以下の参考文献は、Jupyter Notebook に関する一般的な解説です。 jupyterコマンドを起動してブラウザでノートブックを使うのと、 Google Colaboratory によりノートブックを使うのでは、 インタフェースが大分異なっていることに注意してください。

セル

ノートブックはセルから成り立っています。

主に次の二種類のセルを使います。

  • Codeセル(コードセル): Pythonのコードが書かれたセルです。 Codeセルの左端には [ ] と表示されています。 Codeセルの中のコードを実行するには、 [ ] のところにマウスカーソルを移動してクリックします。 [ ] のところにマウスカーソルを移動すると、●の中に▷が表示されます。 これはプレイボタンを意味します。 プレイボタンを押すとコードが実行され、その結果がセルの下部に挿入されます。 (Shiftを押しながらEnterを押しても実行できます。)

  • Markdownセル(テキストセル): 説明が書かれたセルです。 このセル自身はMarkdownセルです。

[ ]:
1+1

セルの編集

Codeセル上のプレイボタンでないところにマウスカーソルを移動しクリックすると、 Codeセルが選択され、文字カーソルが表示されて、セルの編集が可能になります。 Ctrlの付かない文字はそのまま挿入されます。

以下のような編集コマンドが使えます。

  • Ctrl+c: copy

  • Ctrl+x: cut

  • Ctrl+v: paste

  • Ctrl+z: undo

Codeセルが選択されているとき、Shift+Enter(もしくはShift+Return)を入力すると、 セルの中のコードが実行されて、次のセルが選択されます。

練習

次のCodeセルを選択して 10/3 と入力して実行してください。

[ ]:

Codeセルの実行が終了し、別のセルが選択されると、 セルの左端は [2] のようになり、[ ] の中に番号が入ります。 この番号は、そのCodeセルが何番目に実行されたかを示すもので、 Codeセルが実行されるたびに1ずつ増えます。 同じセルを続けて実行すれば、この番号は1ずつ増えるでしょう。

セルの挿入

Codeセルを新たに挿入するには、 ファイルメニューの下の「+ コード」ボタンを押します。 現在選択されているセルの下にCodeセルが挿入されます。

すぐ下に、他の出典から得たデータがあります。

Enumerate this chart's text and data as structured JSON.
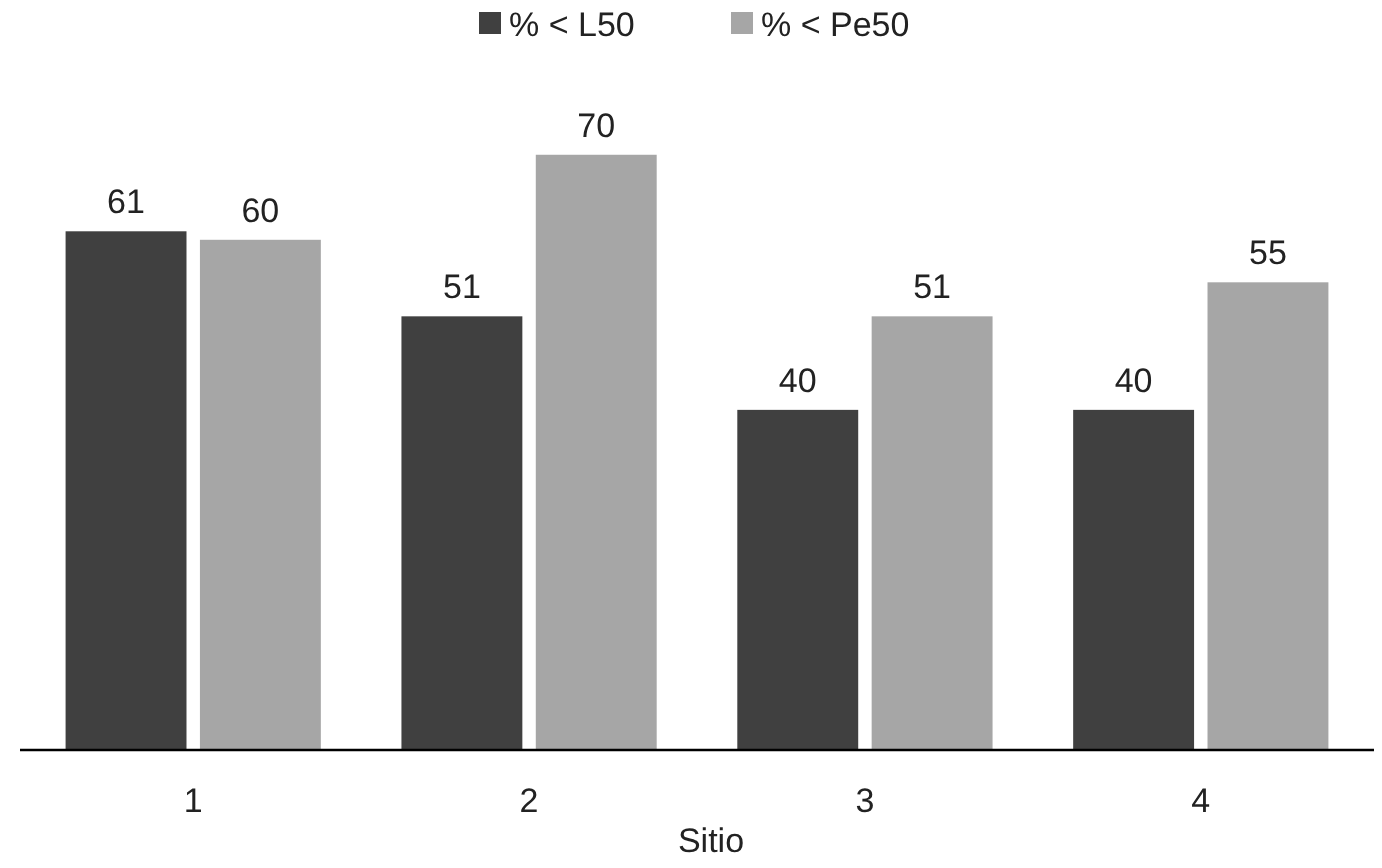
{
  "chart_data": {
    "type": "bar",
    "xlabel": "Sitio",
    "categories": [
      "1",
      "2",
      "3",
      "4"
    ],
    "series": [
      {
        "name": "% < L50",
        "color": "#404040",
        "values": [
          61,
          51,
          40,
          40
        ]
      },
      {
        "name": "% < Pe50",
        "color": "#a6a6a6",
        "values": [
          60,
          70,
          51,
          55
        ]
      }
    ],
    "data_labels": true,
    "legend": "top"
  }
}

たとえば、このMarkdownセルを選択してから、 「+ コード」ボタンを押してみてください。 このMarkdownセルを選択するには、マウスカーソルをここに持って来て クリックすればよいです。説明の全体が四角で囲まれるはずです。

Markdownセルを新たに挿入するには、 ファイルメニューの下の「+ テキスト」ボタンを押します。 なお、ここではMarkdownセルの説明は行っていません。

セルの実行が止まらないとき

Codeセルの左端の●の中に□が表示され、 その周りをノの字が回り続けているならば、セルのコードは実行中です。 いつまでたってもコードの実行が終了しない場合は、 そのアイコンを押して、コードの実行を強制終了してください。 ●の中に□が表示されたアイコンはストップボタンを意味します。

たとえば、次のような例です。 プレイボタンを押し実行中であることを確かめてから、 ストップボタンを押してください。

[ ]:
while True:
    pass

セルの操作

セルを選択するとセルの右上に色々なボタンが表示されます。 これらを押すことにより、セルの削除、セルの移動、コピーペーストなど、 セルに対する各種の操作を行うことができます。

ノートブックの参照

Colaboratoryが使用するノードブックは Google Drive 上にあります。 右上の「共有」のボタンを押すことにより、 ノートブックの共有設定を変えることができます。 その上で、ノートブックが表示されているブラウザ上のURLを伝えることにより、 教員やTAにノートブックを見せることができます。